Nella comunicazione tecnica, molte persone sono abituate a utilizzare l'indicatore di "finitura superficiale". Infatti, la "finitura superficiale" è proposta secondo il punto di vista visivo umano, mentre la "rugosità superficiale" è proposta secondo l'effettiva geometria microscopica della superficie. A causa della necessità di essere in linea con lo standard internazionale (ISO), l'espressione "finitura superficiale" non è più utilizzata nello standard nazionale da tempo e il termine "rugosità superficiale" dovrebbe essere utilizzato per espressioni formali e rigorose.
La rugosità della superficie si riferisce all'irregolarità di piccoli passi e minuscoli picchi e avvallamenti che presenta una superficie lavorata. La distanza (distanza d'onda) tra i due picchi o due depressioni è molto piccola (inferiore a 1 mm), che appartiene all'errore di forma geometrica microscopica.

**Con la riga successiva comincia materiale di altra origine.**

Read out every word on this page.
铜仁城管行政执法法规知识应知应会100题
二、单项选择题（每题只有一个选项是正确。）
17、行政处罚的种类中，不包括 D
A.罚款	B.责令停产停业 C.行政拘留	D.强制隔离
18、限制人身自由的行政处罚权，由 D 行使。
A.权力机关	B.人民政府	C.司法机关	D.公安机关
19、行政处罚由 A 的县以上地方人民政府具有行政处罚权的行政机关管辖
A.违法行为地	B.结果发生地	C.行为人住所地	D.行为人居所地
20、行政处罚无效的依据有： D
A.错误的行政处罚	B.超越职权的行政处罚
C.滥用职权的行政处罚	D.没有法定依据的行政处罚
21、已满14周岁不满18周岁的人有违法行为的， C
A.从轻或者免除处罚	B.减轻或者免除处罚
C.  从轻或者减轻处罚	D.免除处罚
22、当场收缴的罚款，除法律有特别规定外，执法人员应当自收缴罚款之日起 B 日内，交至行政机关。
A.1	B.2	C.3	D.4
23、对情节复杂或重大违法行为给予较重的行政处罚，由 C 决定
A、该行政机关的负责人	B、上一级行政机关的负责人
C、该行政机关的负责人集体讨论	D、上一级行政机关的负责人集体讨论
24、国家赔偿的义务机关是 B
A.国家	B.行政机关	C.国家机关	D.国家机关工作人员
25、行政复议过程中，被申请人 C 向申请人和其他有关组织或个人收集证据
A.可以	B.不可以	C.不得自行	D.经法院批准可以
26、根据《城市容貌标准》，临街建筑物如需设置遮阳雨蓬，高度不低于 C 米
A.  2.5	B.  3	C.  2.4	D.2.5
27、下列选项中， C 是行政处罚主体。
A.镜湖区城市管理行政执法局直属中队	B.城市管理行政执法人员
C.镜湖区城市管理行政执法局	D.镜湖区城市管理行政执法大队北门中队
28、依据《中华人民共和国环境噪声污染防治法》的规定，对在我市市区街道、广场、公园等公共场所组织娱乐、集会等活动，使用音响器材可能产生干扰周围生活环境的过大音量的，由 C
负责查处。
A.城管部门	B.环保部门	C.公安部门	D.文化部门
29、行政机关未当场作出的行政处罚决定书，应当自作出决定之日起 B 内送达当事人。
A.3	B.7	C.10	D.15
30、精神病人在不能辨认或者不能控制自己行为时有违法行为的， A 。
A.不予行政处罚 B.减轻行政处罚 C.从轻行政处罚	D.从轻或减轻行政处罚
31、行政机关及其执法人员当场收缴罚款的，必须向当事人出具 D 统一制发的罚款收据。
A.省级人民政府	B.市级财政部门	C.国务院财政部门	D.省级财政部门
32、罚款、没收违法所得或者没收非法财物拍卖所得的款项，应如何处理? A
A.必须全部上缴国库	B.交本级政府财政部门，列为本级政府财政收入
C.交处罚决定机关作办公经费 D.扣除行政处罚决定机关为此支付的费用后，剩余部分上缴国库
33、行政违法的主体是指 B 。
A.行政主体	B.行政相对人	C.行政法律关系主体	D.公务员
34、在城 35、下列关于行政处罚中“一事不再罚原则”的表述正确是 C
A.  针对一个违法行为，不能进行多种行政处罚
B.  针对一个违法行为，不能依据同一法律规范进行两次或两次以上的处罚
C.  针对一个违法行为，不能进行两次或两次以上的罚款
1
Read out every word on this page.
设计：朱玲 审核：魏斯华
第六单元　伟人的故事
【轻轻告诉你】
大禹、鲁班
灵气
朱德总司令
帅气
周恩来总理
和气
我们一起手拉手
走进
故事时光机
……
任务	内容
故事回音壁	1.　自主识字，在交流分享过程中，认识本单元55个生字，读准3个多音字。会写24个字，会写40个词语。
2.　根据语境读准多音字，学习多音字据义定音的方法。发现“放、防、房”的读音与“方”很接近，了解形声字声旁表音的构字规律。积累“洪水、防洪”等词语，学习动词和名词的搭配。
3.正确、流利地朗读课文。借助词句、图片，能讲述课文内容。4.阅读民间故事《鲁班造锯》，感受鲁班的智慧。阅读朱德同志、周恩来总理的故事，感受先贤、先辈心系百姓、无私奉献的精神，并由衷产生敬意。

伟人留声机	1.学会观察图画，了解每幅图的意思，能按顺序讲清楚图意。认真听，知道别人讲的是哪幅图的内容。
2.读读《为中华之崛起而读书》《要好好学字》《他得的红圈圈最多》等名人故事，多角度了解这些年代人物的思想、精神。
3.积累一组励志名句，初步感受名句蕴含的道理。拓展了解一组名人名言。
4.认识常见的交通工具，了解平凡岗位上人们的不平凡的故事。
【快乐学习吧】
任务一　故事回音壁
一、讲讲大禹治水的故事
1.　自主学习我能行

In particolare, si riferisce al grado di altezza e distanza S di piccoli picchi e valli. Generalmente diviso per S:
S<1mm is="" the="" surface="">1mm>
1 Minore o uguale a S Minore o uguale a 10 mm è l'ondulazione
S>10 mm è a forma di f
Fattori di formazione della rugosità superficiale
La rugosità superficiale è generalmente formata dal metodo di lavorazione utilizzato e da altri fattori, come l'attrito tra l'utensile e la superficie del pezzo durante la lavorazione, la deformazione plastica dello strato superficiale di metallo quando il truciolo viene separato e la vibrazione ad alta frequenza in il sistema di processo, le fosse di scarico della lavorazione elettrica, ecc. A causa dei diversi metodi di lavorazione e dei materiali del pezzo, la profondità, la densità, la forma e la consistenza delle tracce lasciate sulla superficie lavorata sono diverse.